Anna und Anna was one of Spiel’s last comments on her own ongoing crisis of homecoming, which permeated her writing in the post-war period after her return. With the exception of Anna und Anna, her texts engaging with this topic remained autobiographical and depicted a self-attested schizophrenia contemplating the impossibility of living in two countries at once, and at the same time questioning her choice, i.e., her return to Austria. Reich-Ranicki summarized this stance critically as ‘wanting to have her cake and eat it too’ [58]. While her treatment of the topic of homecoming after her return sometimes has nostalgic moments and represents an idée fixe, her novel The Darkened Room (1961) published in English shortly before Spiel’s return to Austria—the German version titled Lisas Zimmer was published after her return—seems the most innovative of her treatments of the topic. It is characterized by what Kertész would call an atonal voice, a narration that challenges the reader, asking questions and allowing for a new representation of the past.
The story is set in post-war New York, and narrates the demise of its main character, the ageing, but still attractive femme fatale Lisa, who despite being married to an American, mainly surrounds herself with German and Austrian exiles. Having lived a glamorous life full of sex and drugs, she is homesick for Vienna but in order to finance her drug addiction and to support friends and lovers, sells off piece after piece out of her trunk of valuable European collectables. Her tragic story, symbolizing the demise of Europe, is predominantly narrated through the eyes of Lele, a former Lithuanian DP, whose parents were killed during the war and who first worked as a maid for a National Socialist German family, then after the war for the family of a British officer, and then for the Langendorfs, a Viennese émigré psychoanalyst couple in New York. She then starts working for Lisa and her husband Jeff. Her engagement with her new employers starts on good terms, however, by the end—the novel is written from a retrospect perspective—she has adjusted so “well” into the family that she not only shares Lisa’s past lovers, but also her husband.

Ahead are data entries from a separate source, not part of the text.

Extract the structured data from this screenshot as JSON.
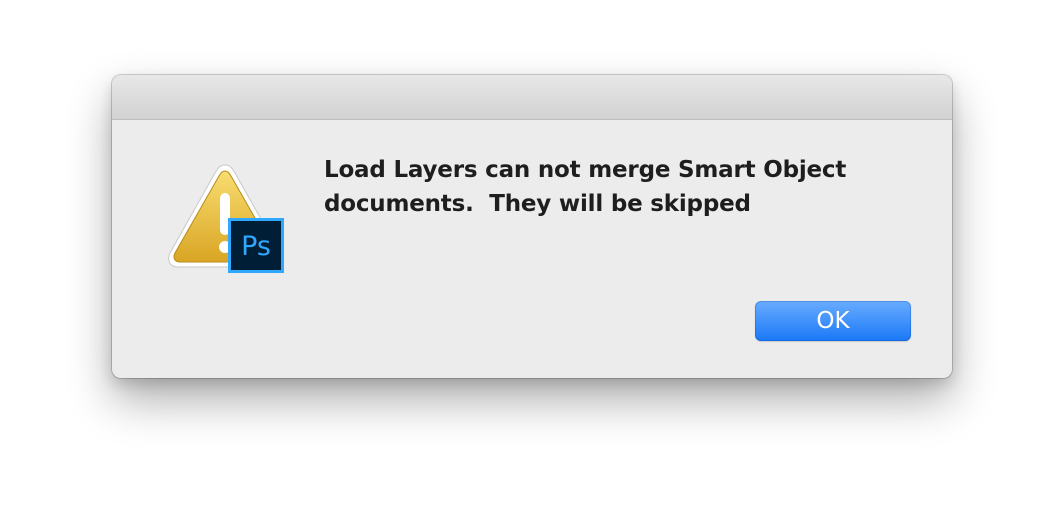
{
  "dialog": {
    "message": "Load Layers can not merge Smart Object documents.  They will be skipped",
    "ok_label": "OK"
  },
  "icon": {
    "warning": "warning-triangle-icon",
    "app_badge": "photoshop-app-icon",
    "app_badge_text": "Ps"
  },
  "colors": {
    "button_blue": "#1a78f7",
    "warning_yellow": "#e3b234",
    "ps_badge_bg": "#001e36",
    "ps_badge_accent": "#31a8ff"
  }
}
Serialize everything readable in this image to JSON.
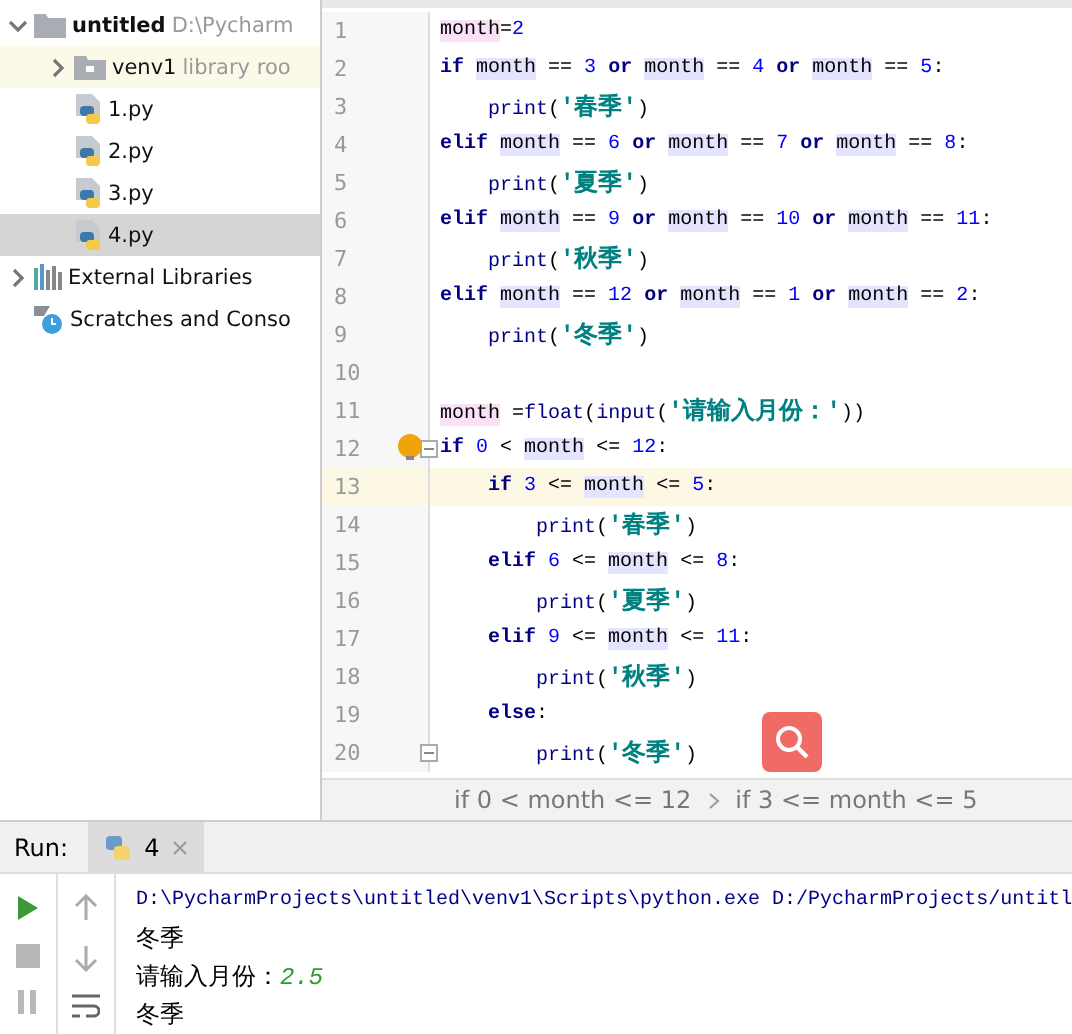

For Dagmar Lorenz, who judges Lele’s character quite harshly, the competitive relationship between the two women symbolizes the conflict between humanism and fascism, with fascist thought disseminating internationally in the post-war era [59]. However, Lisa’s downfall, like that of the Europe she symbolizes, starts long before fascism, as becomes obvious when Lisa expresses her homesickness for the Vienna of her youth: “No one but us knew what it meant to grow up in the ashes of an empire [60]”. For Lele, the introduction to this exilic Europe remains a quite ambivalent encounter [61]. Not only is she sexually harassed by a writer, the seething emotions that erupt when Lieutenant Kline, formerly Klein, reports on the situation in post-war Berlin, and his momentary sympathies for the communist regime that killed her parents, shock her deeply. If, at the beginning of the narration, she had stated in her depiction of the DP camps that the Jewish survivors had only wanted to go to Palestine, since for them Europe represented a graveyard [62], she now describes the exiles as “with few exceptions, figures from afar and from the past, symbols of death and the obsolete, lemures on a graveyard, but nonetheless impressive in a macabre kind of way [63]”.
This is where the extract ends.